Thursday, May 28, 2015

security - Disk wiping other than DBAN



Sometimes using DBAN takes several days to wipe a disk. What alternatives do you have experience with that work within a few hours and offer the simplicity of DBAN? I am mainly interested in free solutions but am happy to hear what works for you.


Answer



Edit: Based on your more recent comments, it sounds like you're probably running into hardware variations that cause DBAN to run slower (on older hardware) or faster (on newer hardware). Any other program that performs a thorough disk wipe will probably be similarly slow when wiping a hard drive that's either very large or connected via a slower interface. Of course, wiping a small drive over a slower interface (e.g., 80 GB IDE) may still be faster than wiping a much larger drive on a faster interface (e.g., 1 TB SATA).




It depends on how paranoid you are. Generally, the extremely long-running disk wiping utilities do an extremely thorough job wiping the drives clean so there's virtually zero chance even the most advanced data recovery techniques would be able to use any residual magnetism to reconstruct the old data.



If you are giving away the drives and they contained any sensitive information whatsoever, you're better off safe than sorry--go with a more thorough wipe over the course of days. If there really isn't anything sensitive on the drives, or if you're just taking them out of service for reuse later, you're probably safe using a faster, less thorough wipe.



Personally, I usually boot off a Linux live CD and use one of the following:



dd bs=1M if=/dev/zero of=/dev/sd#


or




dd bs=1M if=/dev/urandom of=/dev/sd#


or



badblocks -wvs /dev/sd#


where /dev/sd# is the drive I'm wiping.




I didn't think it was sufficient to just write zeroes to the drive until a friend showed me The Great Zero Challenge. While there's no guarantee that writing zeroes to the drive is actually sufficient, it must be difficult enough that data recovery firms did not want to risk the negative PR associated with being unable to recover any data from the drive after it was zeroed.

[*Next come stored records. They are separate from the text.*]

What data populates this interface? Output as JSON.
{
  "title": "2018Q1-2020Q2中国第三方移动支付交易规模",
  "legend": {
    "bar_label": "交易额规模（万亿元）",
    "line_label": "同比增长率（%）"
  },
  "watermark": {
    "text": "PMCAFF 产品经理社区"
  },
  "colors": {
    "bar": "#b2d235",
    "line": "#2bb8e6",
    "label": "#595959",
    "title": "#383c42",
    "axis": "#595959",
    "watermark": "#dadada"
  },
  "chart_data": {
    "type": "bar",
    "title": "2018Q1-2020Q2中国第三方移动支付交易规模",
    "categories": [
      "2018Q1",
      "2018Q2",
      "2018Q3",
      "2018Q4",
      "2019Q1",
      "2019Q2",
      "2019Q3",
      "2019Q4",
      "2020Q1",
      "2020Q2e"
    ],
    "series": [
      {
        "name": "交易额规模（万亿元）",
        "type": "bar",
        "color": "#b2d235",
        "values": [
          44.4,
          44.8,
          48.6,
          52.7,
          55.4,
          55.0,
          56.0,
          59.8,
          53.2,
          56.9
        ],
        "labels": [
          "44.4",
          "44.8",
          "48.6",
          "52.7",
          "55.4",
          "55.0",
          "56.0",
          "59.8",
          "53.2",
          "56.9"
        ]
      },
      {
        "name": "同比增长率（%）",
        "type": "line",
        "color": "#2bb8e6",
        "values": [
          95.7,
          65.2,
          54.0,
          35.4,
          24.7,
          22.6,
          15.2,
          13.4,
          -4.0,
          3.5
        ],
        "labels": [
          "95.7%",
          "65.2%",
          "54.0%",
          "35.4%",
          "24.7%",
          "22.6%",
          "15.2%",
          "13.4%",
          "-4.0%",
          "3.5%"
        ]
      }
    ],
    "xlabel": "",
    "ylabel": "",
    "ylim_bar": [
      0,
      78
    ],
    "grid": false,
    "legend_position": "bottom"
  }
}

If you write random data to the drive, the argument is that the random data should make recovery more difficult (similar to salting a password hash).



The badblocks -wvs command will run four wipes on the drive, writing the patterns 0xaa, 0x55, 0xff, and 0x00 across the entire disk, respectively. It also (somewhat unnecessarily) performs a read test after each full write, but if you end up finding bad blocks, you might as well just trash or recycle the drives and drill holes through the platters for maximum security.